DNO is the oldest oil and gas company in Norway, founded in 1971. With its 50th anniversary coming up in 2021, the company has set a high target through its 50 by 50 ambition (50 000 barrels of oil per day (bopd) production on the Norwegian continental shelf (NCS) by the 50th anniversary).

– We are looking to grow on the NCS, said Elisabeth Femsteinevik, Deputy Exploration Manager North Sea and Norwegian Sea at DNO Norge, during the NCS Exploration Strategy 2019 conference in Stavanger on November 21th.

During the first half of 2019, DNO produced on average 16 900 bopd. That means one or several aquisitions will be needed to reach the company’s target.
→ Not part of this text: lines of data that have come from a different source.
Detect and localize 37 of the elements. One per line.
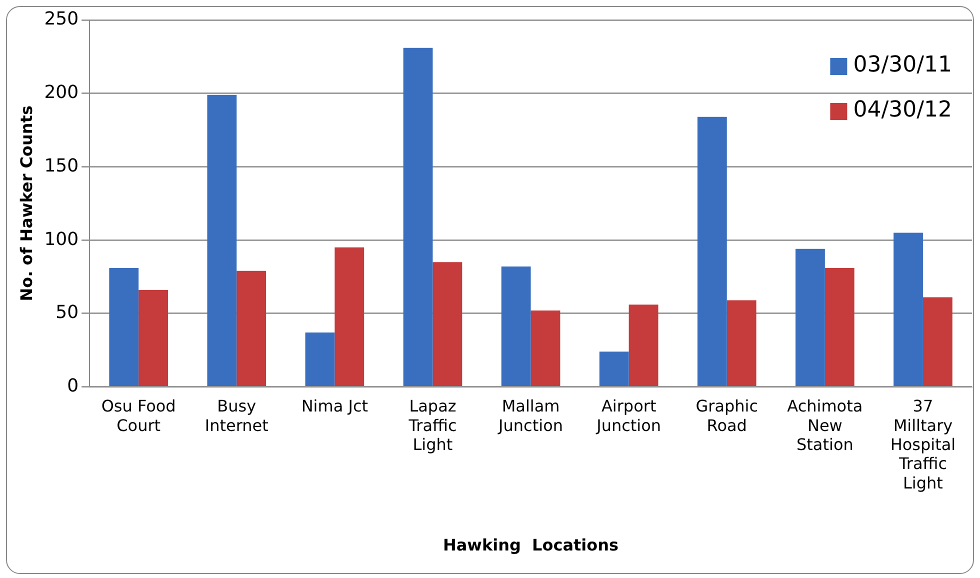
bar [432,262,462,386]
x-tick-label: 37 Milltary Hospital Traffic Light [890,396,956,492]
bar [894,232,923,386]
legend-label: 04/30/12 [853,98,952,123]
y-axis-title: No. of Hawker Counts [16,106,36,302]
bar [138,290,168,386]
x-tick-label: Achimota New Station [787,396,863,454]
bar [922,297,952,386]
bar [403,48,433,386]
x-tick-label: Airport Junction [596,396,662,435]
y-tick-label: 50 [56,302,79,324]
x-tick-label: Nima Jct [301,396,368,416]
bar [207,94,237,386]
bar [501,266,531,386]
bar [334,247,364,386]
y-tick-label: 250 [44,8,79,30]
x-axis-title: Hawking Locations [442,536,619,555]
bar [109,268,139,386]
bar [305,332,335,386]
y-tick-label: 150 [44,155,79,176]
bar [824,268,854,386]
bar [628,304,658,386]
y-tick-label: 0 [67,375,79,396]
x-tick-label: Graphic Road [696,396,758,435]
bar [726,300,756,386]
bar [697,116,727,386]
legend-label: 03/30/11 [853,52,952,78]
bar [530,310,560,386]
x-tick-label: Mallam Junction [498,396,564,435]
y-tick-label: 200 [44,82,79,104]
bar [796,248,825,386]
y-tick-label: 100 [44,228,79,250]
bar [599,352,629,386]
x-tick-label: Lapaz Traffic Light [408,396,457,454]
x-tick-label: Busy Internet [204,396,268,435]
bar [236,270,266,386]
x-tick-label: Osu Food Court [101,396,176,435]
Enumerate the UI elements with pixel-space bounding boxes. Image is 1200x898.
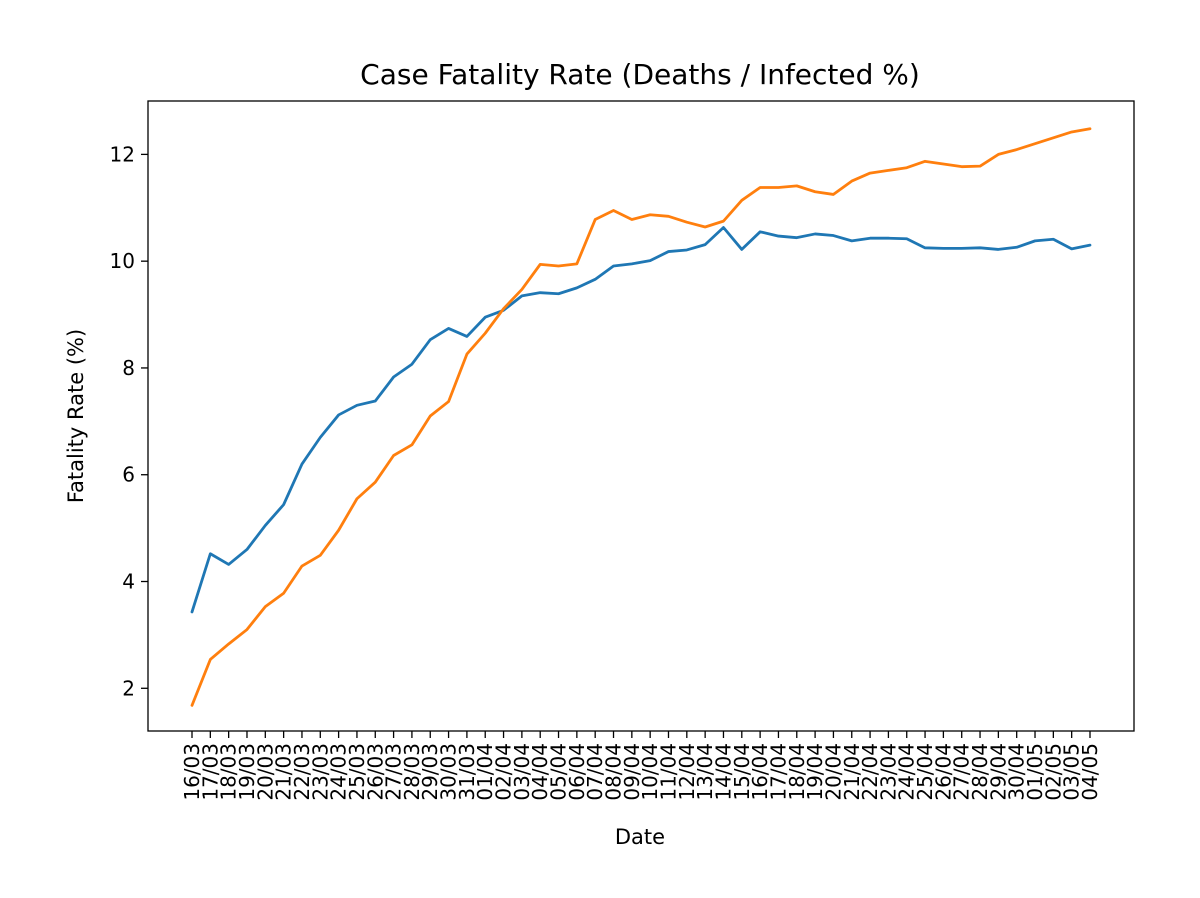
x-tick-label: 06/04 [565,743,589,801]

However, Femsteinevik also said DNO will continue to grow through exploration and maturing its portfolio which includes 86 licences on the NCS.

In 2020, the company may drill up to five exploration wells in the North Sea, three in the Norwegian Sea and one in the Barents Sea.

– Looking further out, our target is about 6 – 8 exploration wells per year.

The best possible database

While DNO started its activities on the NCS in the early 1970s, it has since ventured out abroad and become a significant player in the Middle East with production in Kurdistan and exploration and development assets in Yemen.

DNO re-entered Norway in 2017 with the aquisition of Origo Exploration and expanded its Norwegian footprint this year by aquiring Faroe Petroleum.

– As such, we are a new company and currently focusing on managing our portfolio and our opportunities. We have a broad and diverse portfolio of assets spread over different trap types, exploration themes (frontier, growth and infrastructure driven exploration), risk categories and plays.

According to Femsteinevik, the company’s philosophy when it comes to making good decisions on their exploration portfolio is to first and foremost have the best possible database.

– Tools and new technology are important as well, but those won’t help you if you start out with poor data.